While the IRS conducts excellent audits of the EITC and ACTC using small scientific samples, it makes no effort to actually stop the massive misuse of funds its sample audits reveal. The most common types of fraud are: false earnings claims, false claims of residence and false claims of relationship with the claimed child. Such fraudulent claims can be readily stopped but neither Congress nor the executive branch make any effort to stop them.
Reforming Welfare
The welfare system, and specifically the EITC and ACTC programs, should be reformed to:
- Strengthen marriage in society by reducing the extensive and severe financial penalties against marriage that are omnipresent in the federally funded welfare state;
- Strengthen work requirements in the EITC and other welfare programs to reduce unnecessary dependence;
- Eliminate or sharply reduce fraud and “erroneous payments” in the EITC and other programs;
- Reduce unnecessary and excessive benefit spending in welfare, particularly the excess that occurs when very expensive housing benefits are piled on top of other benefits;
- Create a new database on actual benefits and beneficiaries in federally funded welfare programs by integrating existing state administrative program data; this database be used to prevent fraud, identify waste, and provide accurate data on financial resources in low income households, poverty and inequality.

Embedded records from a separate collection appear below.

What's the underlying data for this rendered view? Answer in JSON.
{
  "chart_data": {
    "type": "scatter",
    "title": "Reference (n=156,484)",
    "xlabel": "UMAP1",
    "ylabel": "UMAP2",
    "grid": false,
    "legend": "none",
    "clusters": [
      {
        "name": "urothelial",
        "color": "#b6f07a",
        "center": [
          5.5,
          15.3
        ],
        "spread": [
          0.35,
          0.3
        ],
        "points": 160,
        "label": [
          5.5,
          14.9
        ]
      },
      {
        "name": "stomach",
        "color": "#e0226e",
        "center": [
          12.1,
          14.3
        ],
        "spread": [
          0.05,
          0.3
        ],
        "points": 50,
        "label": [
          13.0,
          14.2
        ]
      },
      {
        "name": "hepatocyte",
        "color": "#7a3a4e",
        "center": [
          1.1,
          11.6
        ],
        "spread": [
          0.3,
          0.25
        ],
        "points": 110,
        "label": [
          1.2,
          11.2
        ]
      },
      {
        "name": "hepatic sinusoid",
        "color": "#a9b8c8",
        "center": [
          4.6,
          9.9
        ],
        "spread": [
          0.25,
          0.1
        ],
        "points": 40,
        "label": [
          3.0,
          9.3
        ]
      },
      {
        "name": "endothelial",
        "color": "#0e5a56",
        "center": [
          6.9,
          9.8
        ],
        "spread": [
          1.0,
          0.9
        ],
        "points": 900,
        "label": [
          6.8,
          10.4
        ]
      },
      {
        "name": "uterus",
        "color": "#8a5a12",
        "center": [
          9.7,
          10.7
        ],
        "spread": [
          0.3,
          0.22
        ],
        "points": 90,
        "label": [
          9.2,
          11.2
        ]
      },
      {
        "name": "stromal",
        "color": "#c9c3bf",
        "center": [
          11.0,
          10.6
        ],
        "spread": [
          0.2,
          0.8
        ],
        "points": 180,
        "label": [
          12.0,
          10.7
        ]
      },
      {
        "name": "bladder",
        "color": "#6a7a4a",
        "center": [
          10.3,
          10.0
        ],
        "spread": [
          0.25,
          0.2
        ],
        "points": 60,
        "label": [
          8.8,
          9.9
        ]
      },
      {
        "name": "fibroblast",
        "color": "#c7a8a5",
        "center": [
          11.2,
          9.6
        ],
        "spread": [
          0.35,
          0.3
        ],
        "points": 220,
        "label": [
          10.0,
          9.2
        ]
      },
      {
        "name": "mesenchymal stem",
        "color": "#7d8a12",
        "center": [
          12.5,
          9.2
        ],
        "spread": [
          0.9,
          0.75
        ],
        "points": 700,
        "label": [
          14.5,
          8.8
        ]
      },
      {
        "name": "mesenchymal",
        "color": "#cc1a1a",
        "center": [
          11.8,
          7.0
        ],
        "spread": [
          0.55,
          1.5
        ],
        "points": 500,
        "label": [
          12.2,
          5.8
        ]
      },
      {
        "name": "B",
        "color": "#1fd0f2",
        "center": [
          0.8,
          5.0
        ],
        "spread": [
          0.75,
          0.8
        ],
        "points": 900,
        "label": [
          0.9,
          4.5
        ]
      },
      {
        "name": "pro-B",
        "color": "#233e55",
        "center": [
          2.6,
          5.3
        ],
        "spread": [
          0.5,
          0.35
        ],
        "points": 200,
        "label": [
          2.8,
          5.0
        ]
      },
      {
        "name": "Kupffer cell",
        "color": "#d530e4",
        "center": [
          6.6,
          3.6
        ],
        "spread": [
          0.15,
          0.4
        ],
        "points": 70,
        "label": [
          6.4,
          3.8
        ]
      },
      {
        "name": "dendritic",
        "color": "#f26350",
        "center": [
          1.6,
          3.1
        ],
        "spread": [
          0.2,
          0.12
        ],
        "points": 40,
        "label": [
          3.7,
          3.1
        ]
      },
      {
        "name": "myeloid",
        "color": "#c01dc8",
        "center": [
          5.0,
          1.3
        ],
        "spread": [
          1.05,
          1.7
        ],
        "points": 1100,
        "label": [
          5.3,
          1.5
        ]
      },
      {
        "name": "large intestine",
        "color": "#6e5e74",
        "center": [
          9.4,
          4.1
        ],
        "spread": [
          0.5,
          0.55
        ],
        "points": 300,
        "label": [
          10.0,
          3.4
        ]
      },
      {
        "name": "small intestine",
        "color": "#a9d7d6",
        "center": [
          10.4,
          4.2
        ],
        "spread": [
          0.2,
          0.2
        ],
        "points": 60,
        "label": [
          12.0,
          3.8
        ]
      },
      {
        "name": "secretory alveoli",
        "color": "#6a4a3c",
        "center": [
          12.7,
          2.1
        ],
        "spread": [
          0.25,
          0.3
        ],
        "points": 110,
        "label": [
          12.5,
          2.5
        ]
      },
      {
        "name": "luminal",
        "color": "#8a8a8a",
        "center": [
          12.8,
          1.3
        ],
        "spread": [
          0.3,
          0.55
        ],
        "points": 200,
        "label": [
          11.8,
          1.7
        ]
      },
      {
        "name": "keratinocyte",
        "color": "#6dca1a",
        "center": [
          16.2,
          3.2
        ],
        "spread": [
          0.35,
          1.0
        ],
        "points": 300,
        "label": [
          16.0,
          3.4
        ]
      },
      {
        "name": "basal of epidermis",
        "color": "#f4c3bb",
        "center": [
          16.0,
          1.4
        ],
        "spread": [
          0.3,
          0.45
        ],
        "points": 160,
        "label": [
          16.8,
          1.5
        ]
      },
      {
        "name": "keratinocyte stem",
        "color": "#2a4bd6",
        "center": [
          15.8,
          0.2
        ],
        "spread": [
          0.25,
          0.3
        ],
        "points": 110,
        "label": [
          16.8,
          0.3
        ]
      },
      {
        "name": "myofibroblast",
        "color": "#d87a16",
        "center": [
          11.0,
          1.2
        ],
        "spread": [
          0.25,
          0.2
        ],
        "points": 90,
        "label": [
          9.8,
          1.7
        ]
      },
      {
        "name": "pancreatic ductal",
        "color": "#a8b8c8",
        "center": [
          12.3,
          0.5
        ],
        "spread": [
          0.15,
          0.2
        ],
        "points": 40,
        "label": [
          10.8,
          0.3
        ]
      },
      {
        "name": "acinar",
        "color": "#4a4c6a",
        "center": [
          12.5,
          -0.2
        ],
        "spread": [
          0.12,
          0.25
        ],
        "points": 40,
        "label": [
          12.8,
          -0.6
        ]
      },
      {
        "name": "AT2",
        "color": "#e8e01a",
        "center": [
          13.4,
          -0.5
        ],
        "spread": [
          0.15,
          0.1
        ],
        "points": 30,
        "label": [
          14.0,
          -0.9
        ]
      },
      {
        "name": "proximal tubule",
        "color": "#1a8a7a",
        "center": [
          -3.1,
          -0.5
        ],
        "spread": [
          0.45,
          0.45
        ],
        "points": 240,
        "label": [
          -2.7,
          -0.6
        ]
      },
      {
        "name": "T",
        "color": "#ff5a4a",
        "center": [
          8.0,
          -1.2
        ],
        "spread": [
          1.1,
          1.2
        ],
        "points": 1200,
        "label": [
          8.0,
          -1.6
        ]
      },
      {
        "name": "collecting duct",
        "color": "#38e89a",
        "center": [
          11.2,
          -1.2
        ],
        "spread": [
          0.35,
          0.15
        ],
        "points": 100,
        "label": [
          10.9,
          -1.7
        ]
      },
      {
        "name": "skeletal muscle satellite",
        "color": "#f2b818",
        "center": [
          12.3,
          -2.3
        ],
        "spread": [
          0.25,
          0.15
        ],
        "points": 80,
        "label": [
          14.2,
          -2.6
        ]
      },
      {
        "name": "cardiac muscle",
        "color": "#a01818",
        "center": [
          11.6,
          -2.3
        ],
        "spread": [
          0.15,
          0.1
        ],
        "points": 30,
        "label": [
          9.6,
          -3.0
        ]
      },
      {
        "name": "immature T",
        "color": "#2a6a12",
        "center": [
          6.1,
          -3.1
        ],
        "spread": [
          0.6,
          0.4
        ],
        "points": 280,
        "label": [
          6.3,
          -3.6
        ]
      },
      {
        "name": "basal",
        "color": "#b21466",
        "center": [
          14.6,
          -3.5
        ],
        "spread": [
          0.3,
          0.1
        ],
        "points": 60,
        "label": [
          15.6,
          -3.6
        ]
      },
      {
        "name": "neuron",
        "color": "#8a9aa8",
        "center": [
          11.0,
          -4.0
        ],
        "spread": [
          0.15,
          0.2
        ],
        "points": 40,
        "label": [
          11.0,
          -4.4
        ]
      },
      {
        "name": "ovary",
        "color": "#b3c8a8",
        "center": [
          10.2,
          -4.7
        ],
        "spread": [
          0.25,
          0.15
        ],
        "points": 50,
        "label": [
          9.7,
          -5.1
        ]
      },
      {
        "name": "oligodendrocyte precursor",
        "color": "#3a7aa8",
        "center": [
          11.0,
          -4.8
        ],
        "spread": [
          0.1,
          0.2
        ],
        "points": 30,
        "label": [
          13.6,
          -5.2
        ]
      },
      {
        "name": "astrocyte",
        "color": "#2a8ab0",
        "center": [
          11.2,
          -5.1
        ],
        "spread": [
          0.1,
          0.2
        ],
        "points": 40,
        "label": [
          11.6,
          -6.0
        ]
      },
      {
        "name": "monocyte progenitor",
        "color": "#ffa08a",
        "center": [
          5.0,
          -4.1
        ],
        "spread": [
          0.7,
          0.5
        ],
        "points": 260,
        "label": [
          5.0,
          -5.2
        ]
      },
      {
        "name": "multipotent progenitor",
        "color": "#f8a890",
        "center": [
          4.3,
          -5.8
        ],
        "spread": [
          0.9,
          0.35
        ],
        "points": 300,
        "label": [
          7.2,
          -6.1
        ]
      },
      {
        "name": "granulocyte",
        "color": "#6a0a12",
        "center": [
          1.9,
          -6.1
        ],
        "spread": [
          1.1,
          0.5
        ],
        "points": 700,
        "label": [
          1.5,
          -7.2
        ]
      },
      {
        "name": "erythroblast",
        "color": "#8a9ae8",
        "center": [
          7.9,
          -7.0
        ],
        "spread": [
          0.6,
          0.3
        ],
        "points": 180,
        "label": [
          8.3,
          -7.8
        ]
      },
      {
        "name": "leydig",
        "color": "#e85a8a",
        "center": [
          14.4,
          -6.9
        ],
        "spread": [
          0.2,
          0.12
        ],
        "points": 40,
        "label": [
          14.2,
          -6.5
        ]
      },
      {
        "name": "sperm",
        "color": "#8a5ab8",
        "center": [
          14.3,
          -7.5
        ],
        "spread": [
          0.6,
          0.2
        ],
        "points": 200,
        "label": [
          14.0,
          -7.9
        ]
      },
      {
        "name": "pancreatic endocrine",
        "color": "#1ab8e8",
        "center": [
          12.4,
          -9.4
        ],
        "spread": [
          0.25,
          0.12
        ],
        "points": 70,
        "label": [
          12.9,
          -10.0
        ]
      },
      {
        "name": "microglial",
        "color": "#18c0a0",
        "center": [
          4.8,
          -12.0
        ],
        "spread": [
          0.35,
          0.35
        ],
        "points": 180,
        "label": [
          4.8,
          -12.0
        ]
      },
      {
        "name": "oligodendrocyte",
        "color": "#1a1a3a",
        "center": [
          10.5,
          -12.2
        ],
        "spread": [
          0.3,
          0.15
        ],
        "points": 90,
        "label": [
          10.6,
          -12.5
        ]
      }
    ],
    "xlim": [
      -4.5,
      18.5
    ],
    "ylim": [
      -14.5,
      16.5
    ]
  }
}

The centerpiece of reform should be to offset welfare marriage penalties by increasing the EITC for married couples for children. This effort should be budget neutral; the cost of higher benefits for married couples should be funding by spending reductions created by eliminating fraud, cutting waste and excess, and reducing caseloads through work requirements.
The five principles above will operate synergistically. Strengthening work requirements, reducing fraud and excessive benefits, reducing marriage penalties by increasing benefits to married parents relative to those who are not married, will all strengthen marriage.
Tragically, welfare effectively operates as a rival and alternative to marriage with a child’s father. The six reform principles all work to reduce the utility of being a single mother on welfare relative to being married to the father of your children. By undermining marriage, welfare harms mothers, fathers, children and society at large. It is time to defend marriage against the depredations of the welfare state.